Colombian singer, songwriter, and community leader

Elena Hinestroza Venté is a Colombian singer, songwriter, and community leader. In 2008, she was displaced from her home in Timbiquí by the Colombian conflict. She leads the musical group Integración Pacífica, and is known as the "Cantadora of Peace" (Spanish: la Cantadora de la Paz).

==Biography==
Hinestroza is from Cheté, Timbiquí, in the Colombian department of Cauca. Her maternal grandmother was also a cantadora, and was enslaved and forced to work in a gold mine.
Both of Hinestroza's parents died when she was 13. She had her first child aged 15, and moved to live with her sister in Santa María, Timbiquí, when she was 17. In Santa María, Hinestroza met her husband, with whom she has another 8 children.

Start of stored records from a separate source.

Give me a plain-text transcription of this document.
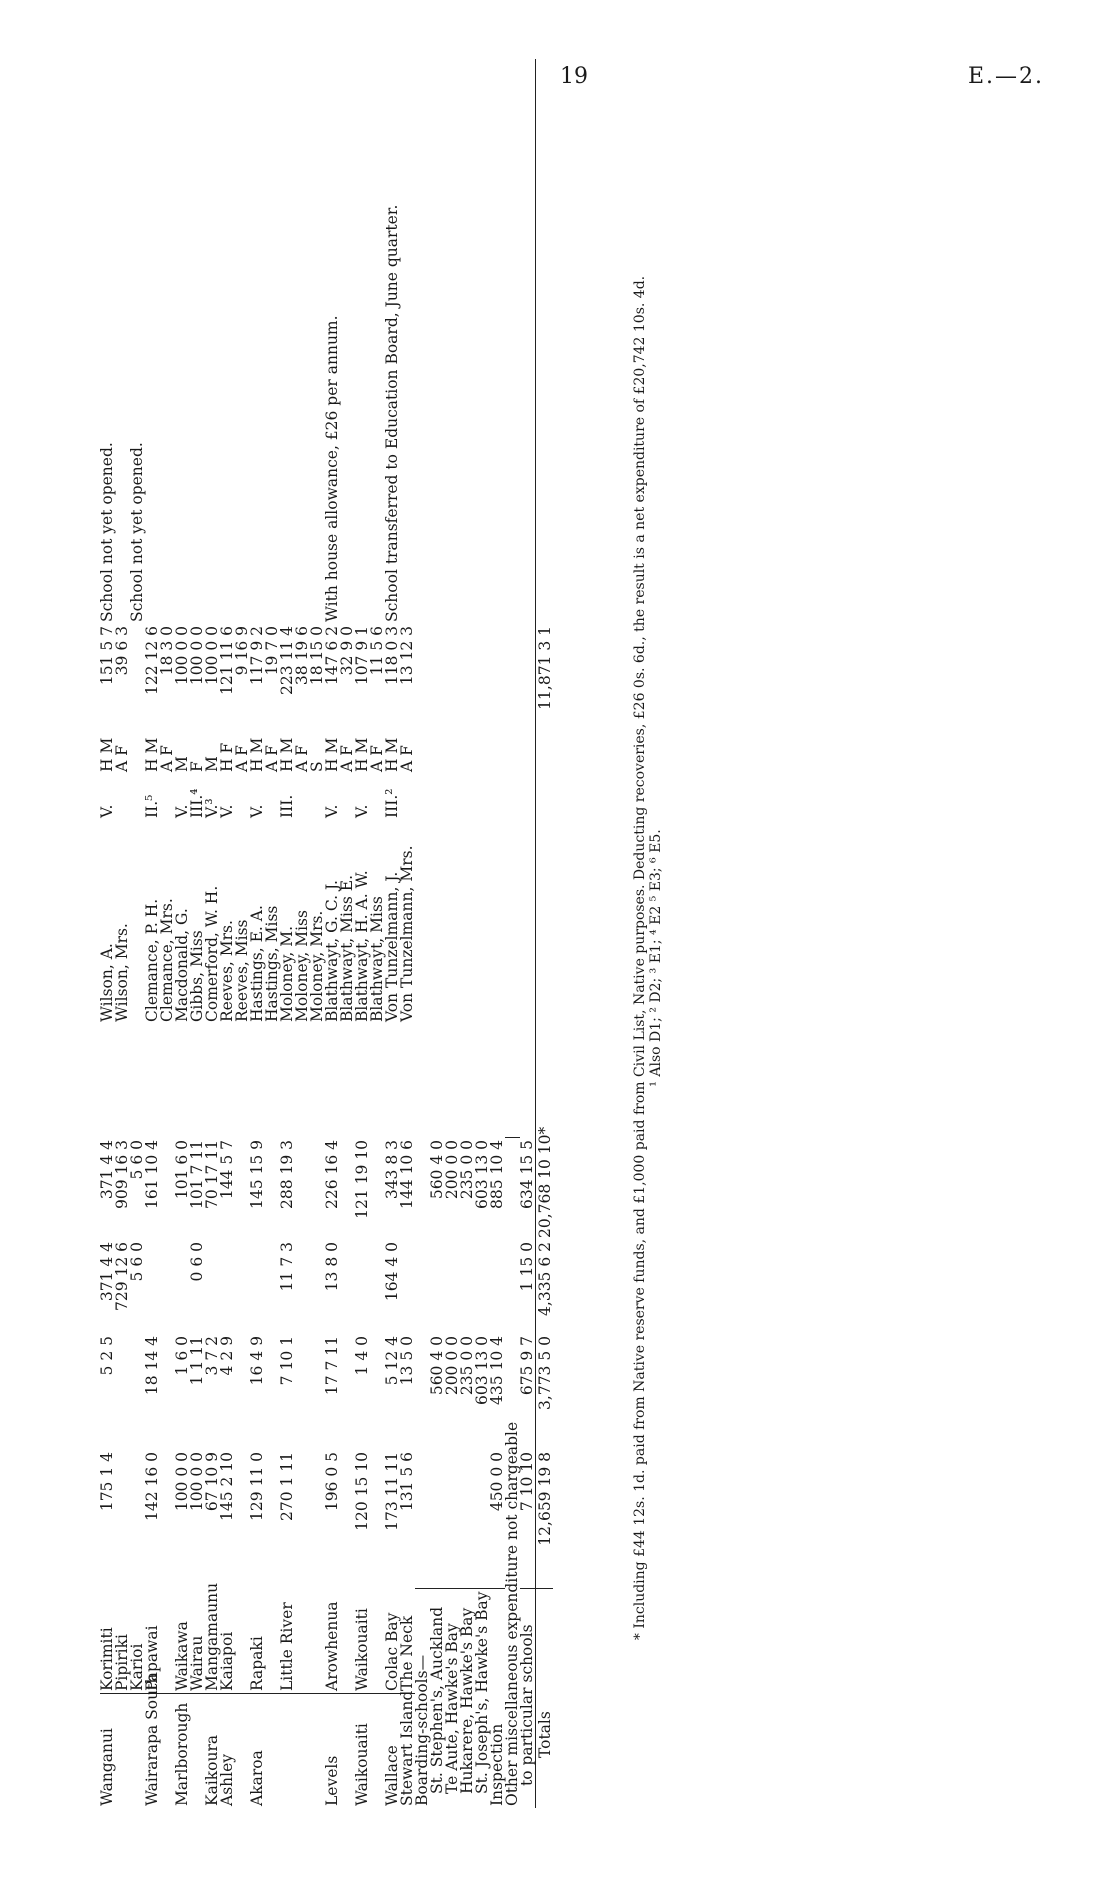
19	E.—2.
Wanganui	Korimiti	175 1 4	5 2 5	371 4 4	371 4 4		Wilson, A.	V.	H M	151 5 7	School not yet opened.
	Pipiriki			729 12 6	909 16 3		Wilson, Mrs.		A F	39 6 3	
	Karioi			5 6 0	5 6 0						School not yet opened.
Wairarapa South	Papawai	142 16 0	18 14 4		161 10 4		Clemance, P. H.	II.⁵	H M	122 12 6	
							Clemance, Mrs.		A F	18 3 0	
Marlborough	Waikawa	100 0 0	1 6 0		101 6 0		Macdonald, G.	V.	M	100 0 0	
	Wairau	100 0 0	1 1 11	0 6 0	101 7 11		Gibbs, Miss	III.⁴	F	100 0 0	
Kaikoura	Mangamaunu	67 10 9	3 7 2		70 17 11		Comerford, W. H.	V.³	M	100 0 0	
Ashley	Kaiapoi	145 2 10	4 2 9		144 5 7		Reeves, Mrs.	V.	H F	121 11 6	
							Reeves, Miss		A F	9 16 9	
Akaroa	Rapaki	129 11 0	16 4 9		145 15 9		Hastings, E. A.	V.	H M	117 9 2	
							Hastings, Miss		A F	19 7 0	
	Little River	270 1 11	7 10 1	11 7 3	288 19 3		Moloney, M.	III.	H M	223 11 4	
							Moloney, Miss		A F	38 19 6	
							Moloney, Mrs.		S	18 15 0	
Levels	Arowhenua	196 0 5	17 7 11	13 8 0	226 16 4		Blathwayt, G. C. J.	V.	H M	147 6 2	With house allowance, £26 per annum.
							Blathwayt, Miss E.		A F	32 9 0	
Waikouaiti	Waikouaiti	120 15 10	1 4 0		121 19 10		Blathwayt, H. A. W.	V.	H M	107 9 1	
							Blathwayt, Miss		A F	11 5 6	
Wallace	Colac Bay	173 11 11	5 12 4	164 4 0	343 8 3		Von Tunzelmann, J.	III.²	H M	118 0 3	School transferred to Education Board, June quarter.
Stewart Island	The Neck	131 5 6	13 5 0		144 10 6		Von Tunzelmann, Mrs.		A F	13 12 3	
Boarding-schools—											
St. Stephen's, Auckland			560 4 0		560 4 0						
Te Aute, Hawke's Bay			200 0 0		200 0 0						
Hukarere, Hawke's Bay			235 0 0		235 0 0						
St. Joseph's, Hawke's Bay			603 13 0		603 13 0						
Inspection		450 0 0	435 10 4		885 10 4						
Other miscellaneous expenditure not chargeable											
to particular schools		7 10 10	675 9 7	1 15 0	634 15 5						
Totals		12,659 19 8	3,773 5 0	4,335 6 2	20,768 10 10*					11,871 3 1		* Including £44 12s. 1d. paid from Native reserve funds, and £1,000 paid from Civil List, Native purposes. Deducting recoveries, £26 0s. 6d., the result is a net expenditure of £20,742 10s. 4d. ¹ Also D1; ² D2; ³ E1; ⁴ E2 ⁵ E3; ⁶ E5.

In Timbiquí, Hinestroza was a community leader.
She led a women's organisation called "Defenders of the Environment and Promoters of Pacific Culture" (Spanish: Defensoras del Medio Ambiente y Promotoras de la Cultura del Pacífico). She was also in a musical group called Estrellas del Ze-ze.

In 2008, Hinestroza left Timbiquí after being threatened by armed groups and moved to Cali, to the district of Aguablanca. In Cali she was invited to join a rehearsal of the musical group Socavón de Timbiquí, about which she said: "from then on, my world became clear and I took part of my soul – the music of the Pacific – as a path to heal myself, free myself and help others who, like me, had been displaced".
Hinestroza formed her own musical group Integración Pacífica, with members from across the Pacific region of Colombia including Ana Judith Gamboa, Zoranlli Cuero Hinestroza, María Elvira Solís, and Alicia Arrechea.
While living in Cali, Hinestroza also studied at the women's political school of the Casa Cultura el Chontaduro.

Hinestroza won the Estímulos prize of the Colombian Ministry of Culture in 2016, and used the prize money to record 10 tracks with Integración Pacífica.
In 2021, Hinestroza and Integración Pacífica performed at the Petronio Álvarez Festival and the Cali Fair.

==Musical style and compositions==
Hinestroza has written over 50 songs in various styles including fuga, currulao, bambuco, bunde chocoano, cununo, and guazá.